Parse token count from stderr. Codex prints tokens used\nN to stderr.

Display as: Tokens: N

If token count is not available, display: Tokens: unknown


#Error Handling

  • Binary not found: Detected in Step 0. Stop with install instructions.
  • Auth error: Codex prints an auth error to stderr. Surface the error: "Codex authentication failed. Run codex login in your terminal to authenticate via ChatGPT."
  • Timeout: If the Bash call times out (5 min), tell the user: "Codex timed out after 5 minutes.
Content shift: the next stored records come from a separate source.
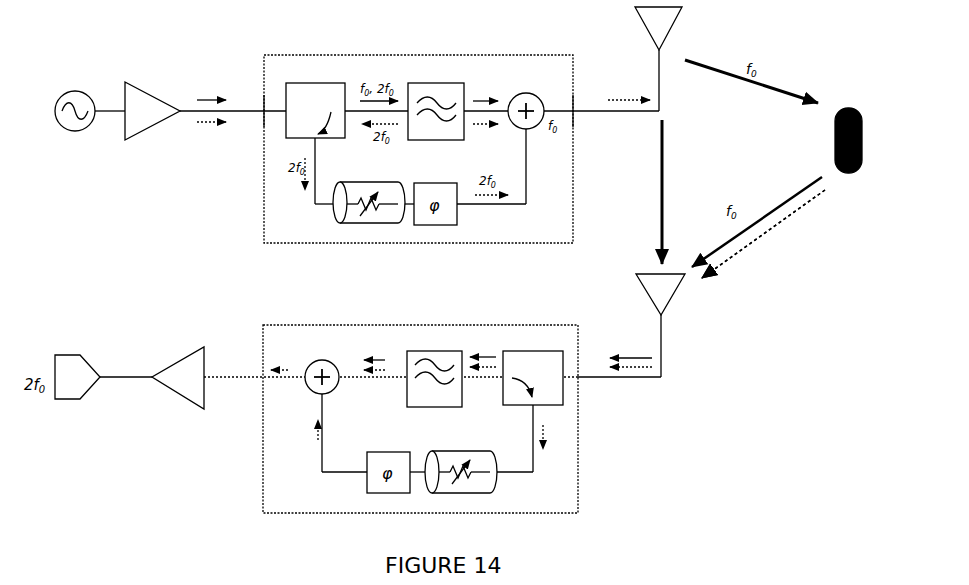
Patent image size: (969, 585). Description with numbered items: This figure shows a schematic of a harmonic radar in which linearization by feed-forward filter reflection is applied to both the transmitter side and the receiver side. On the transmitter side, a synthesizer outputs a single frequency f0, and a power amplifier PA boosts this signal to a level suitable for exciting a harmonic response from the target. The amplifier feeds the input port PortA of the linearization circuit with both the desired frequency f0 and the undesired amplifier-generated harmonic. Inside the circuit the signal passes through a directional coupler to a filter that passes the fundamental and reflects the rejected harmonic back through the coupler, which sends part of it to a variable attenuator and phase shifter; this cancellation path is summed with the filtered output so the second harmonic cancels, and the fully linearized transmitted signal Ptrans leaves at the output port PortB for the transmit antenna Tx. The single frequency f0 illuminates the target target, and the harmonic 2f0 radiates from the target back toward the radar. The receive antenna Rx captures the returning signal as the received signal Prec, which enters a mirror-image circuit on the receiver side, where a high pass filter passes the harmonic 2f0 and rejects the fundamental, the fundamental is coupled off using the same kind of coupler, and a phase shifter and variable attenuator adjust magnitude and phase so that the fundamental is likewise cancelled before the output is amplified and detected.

The single frequency f0 is at (60, 111).
The power amplifier PA is at (152, 111).
The Port A PortA is at (253, 97).
The Port B PortB is at (583, 99).
The transmitted signal Ptrans is at (627, 88).
The transmit antenna Tx is at (658, 59).
The element target is at (849, 140).
The harmonic 2f0 is at (763, 235).
The receive antenna Rx is at (660, 325).
The received signal Prec is at (631, 352).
The diff may be too large or the API may be slow. Try again or use a smaller scope."
  • Empty response: If $TMPRESP is empty or doesn't exist, tell the user: "Codex returned no response. Check stderr for errors."
  • Session resume failure: If resume fails, delete the session file and start fresh.

#Important Rules

  • Never modify files. This skill is read-only. Codex runs in read-only sandbox mode.
  • Present output verbatim. Do not truncate, summarize, or editorialize Codex's output before showing it. Show it in full inside the CODEX SAYS block.
  • Add synthesis after, not instead of. Any Claude commentary comes after the full output.
  • 5-minute timeout on all Bash calls to codex (timeout: 300000).
  • No double-reviewing. If the user already ran /review, Codex provides a second independent opinion. Do not re-run Claude Code's own review.